The magnification can be determined as
$m=(\frac{d_{i1}}{d_{\circ 1}})(\frac{d_{i2}}{d_{\circ 2}})$
We plug in the known values to obtain:
$m=(\frac{33.3cm}{50cm})(\frac{47cm}{82cm})$
$m=0.38$
(b) As $d_{\circ 2}=x-d_{i1}$
$d_{\circ 2}=30cm-33.33cm=-3.33cm$
and $\frac{1}{d_{i2}}=\frac{1}{f_2}-\frac{1}{d_{\circ 2}}$
$\implies \frac{1}{d_{i2}}=\frac{1}{30cm}-\frac{1}{-3.33cm}$
$\implies d_{i2}=3.0cm$ to the right of lens 2.

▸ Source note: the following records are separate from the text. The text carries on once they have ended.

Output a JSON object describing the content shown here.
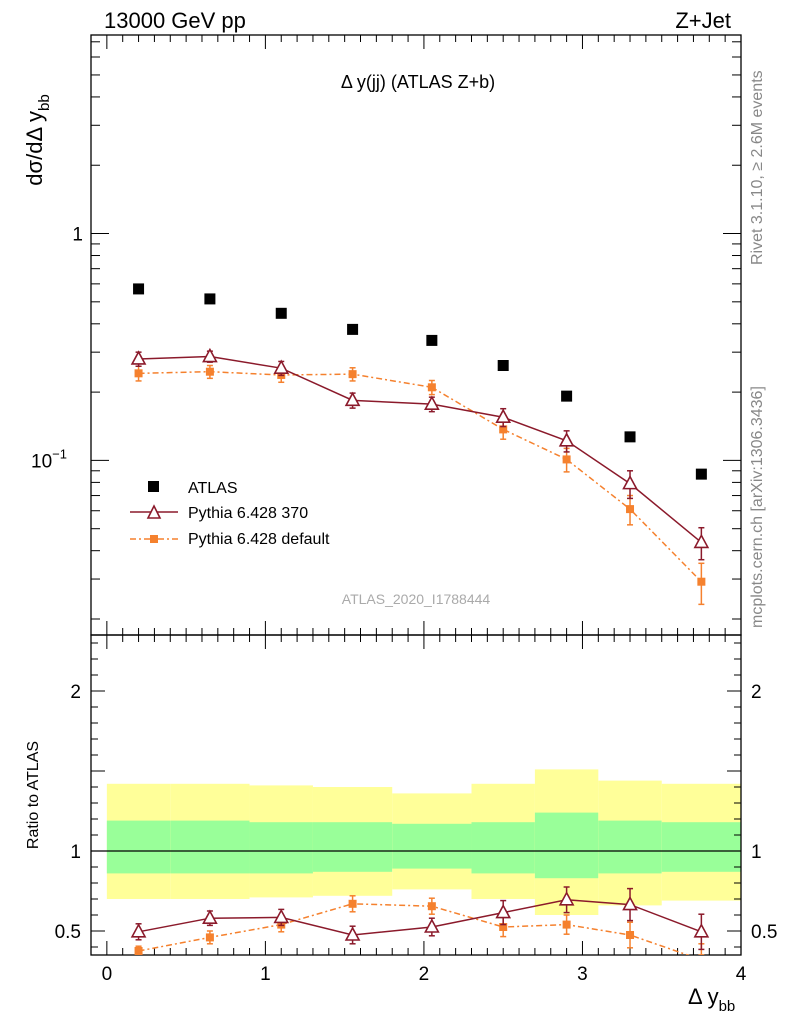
{
  "header": {
    "left": "13000 GeV pp",
    "right": "Z+Jet"
  },
  "side_text": {
    "rivet": "Rivet 3.1.10, ≥ 2.6M events",
    "mcplots": "mcplots.cern.ch [arXiv:1306.3436]"
  },
  "colors": {
    "atlas": "#000000",
    "pythia370": "#8b1a2b",
    "pythia_default": "#f5812e",
    "band_inner": "#99ff99",
    "band_outer": "#ffff99"
  },
  "chart_data": [
    {
      "type": "scatter",
      "title": "Δ y(jj) (ATLAS Z+b)",
      "ylabel": "dσ/dΔ y",
      "ylabel_sub": "bb",
      "xlabel": "",
      "watermark": "ATLAS_2020_I1788444",
      "yscale": "log",
      "ylim": [
        0.017,
        7.5
      ],
      "xlim": [
        -0.1,
        4.0
      ],
      "y_ticks": [
        {
          "v": 1,
          "label": "1"
        },
        {
          "v": 0.1,
          "label": "10",
          "exp": "−1"
        }
      ],
      "legend": [
        {
          "name": "ATLAS",
          "marker": "square"
        },
        {
          "name": "Pythia 6.428 370",
          "marker": "triangle"
        },
        {
          "name": "Pythia 6.428 default",
          "marker": "small-square"
        }
      ],
      "series": [
        {
          "name": "ATLAS",
          "x": [
            0.2,
            0.65,
            1.1,
            1.55,
            2.05,
            2.5,
            2.9,
            3.3,
            3.75
          ],
          "values": [
            0.57,
            0.515,
            0.445,
            0.378,
            0.338,
            0.262,
            0.192,
            0.127,
            0.087
          ]
        },
        {
          "name": "Pythia 6.428 370",
          "x": [
            0.2,
            0.65,
            1.1,
            1.55,
            2.05,
            2.5,
            2.9,
            3.3,
            3.75
          ],
          "values": [
            0.28,
            0.287,
            0.255,
            0.184,
            0.177,
            0.155,
            0.122,
            0.079,
            0.0435
          ],
          "err": [
            0.02,
            0.016,
            0.018,
            0.014,
            0.013,
            0.014,
            0.013,
            0.011,
            0.007
          ]
        },
        {
          "name": "Pythia 6.428 default",
          "x": [
            0.2,
            0.65,
            1.1,
            1.55,
            2.05,
            2.5,
            2.9,
            3.3,
            3.75
          ],
          "values": [
            0.242,
            0.246,
            0.238,
            0.24,
            0.21,
            0.137,
            0.101,
            0.061,
            0.0292
          ],
          "err": [
            0.018,
            0.016,
            0.017,
            0.016,
            0.015,
            0.013,
            0.012,
            0.009,
            0.006
          ]
        }
      ]
    },
    {
      "type": "scatter",
      "title": "",
      "ylabel": "Ratio to ATLAS",
      "xlabel": "Δ y",
      "xlabel_sub": "bb",
      "xlim": [
        -0.1,
        4.0
      ],
      "ylim": [
        0.35,
        2.35
      ],
      "x_ticks": [
        0,
        1,
        2,
        3,
        4
      ],
      "y_ticks": [
        0.5,
        1,
        2
      ],
      "bins": [
        [
          0.0,
          0.4
        ],
        [
          0.4,
          0.9
        ],
        [
          0.9,
          1.3
        ],
        [
          1.3,
          1.8
        ],
        [
          1.8,
          2.3
        ],
        [
          2.3,
          2.7
        ],
        [
          2.7,
          3.1
        ],
        [
          3.1,
          3.5
        ],
        [
          3.5,
          4.0
        ]
      ],
      "band_inner": [
        [
          0.86,
          1.19
        ],
        [
          0.86,
          1.19
        ],
        [
          0.86,
          1.18
        ],
        [
          0.87,
          1.18
        ],
        [
          0.89,
          1.17
        ],
        [
          0.86,
          1.18
        ],
        [
          0.83,
          1.24
        ],
        [
          0.86,
          1.19
        ],
        [
          0.87,
          1.18
        ]
      ],
      "band_outer": [
        [
          0.7,
          1.42
        ],
        [
          0.7,
          1.42
        ],
        [
          0.71,
          1.41
        ],
        [
          0.72,
          1.4
        ],
        [
          0.76,
          1.36
        ],
        [
          0.7,
          1.42
        ],
        [
          0.6,
          1.51
        ],
        [
          0.66,
          1.44
        ],
        [
          0.69,
          1.42
        ]
      ],
      "series": [
        {
          "name": "Pythia 6.428 370",
          "x": [
            0.2,
            0.65,
            1.1,
            1.55,
            2.05,
            2.5,
            2.9,
            3.3,
            3.75
          ],
          "values": [
            0.495,
            0.58,
            0.585,
            0.475,
            0.525,
            0.615,
            0.695,
            0.665,
            0.495
          ],
          "err": [
            0.05,
            0.045,
            0.05,
            0.055,
            0.055,
            0.075,
            0.08,
            0.1,
            0.11
          ]
        },
        {
          "name": "Pythia 6.428 default",
          "x": [
            0.2,
            0.65,
            1.1,
            1.55,
            2.05,
            2.5,
            2.9,
            3.3,
            3.75
          ],
          "values": [
            0.375,
            0.46,
            0.54,
            0.67,
            0.655,
            0.525,
            0.54,
            0.475,
            0.32
          ],
          "err": [
            0.03,
            0.04,
            0.045,
            0.05,
            0.05,
            0.06,
            0.06,
            0.08,
            0.1
          ]
        }
      ]
    }
  ]
}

The magnification is given as
$m=(\frac{33.33cm}{50cm})(\frac{3cm}{-3.33cm})=-0.61$
(c) We know that
$d_{\circ 2}=x-d_{i1}$
$d_{\circ 2}=0cm-33.33cm=-33.3cm$
$\frac{1}{d_{i2}}=\frac{1}{f_2}-\frac{1}{d_{\circ 2}}$
$\frac{1}{d_{i2}}=\frac{1}{30cm}-\frac{1}{-33.3cm}=15.78cm$ to the right of lens 2.
The magnification is given as
$m=(\frac{33.3cm}{50cm})(\frac{15.8cm}{-33.3cm})$
$m=-0.316$
(d) We know that
$\frac{1}{f_{eff}}=\frac{1}{d_{\circ}}+\frac{1}{d_i}$
$\frac{1}{f_{eff}}=\frac{1}{50cm}+\frac{1}{15.8cm}$
$\implies f_{eff}=12cm$
Now the effective focal length using the formula is given as
$\frac{1}{f_{eff}}=\frac{1}{f_1}+\frac{1}{f_2}$
$\implies E_{eff}=12cm$
Thus $\frac{1}{f_{eff}}=\frac{1}{f_1}+\frac{1}{f_2}$ agrees.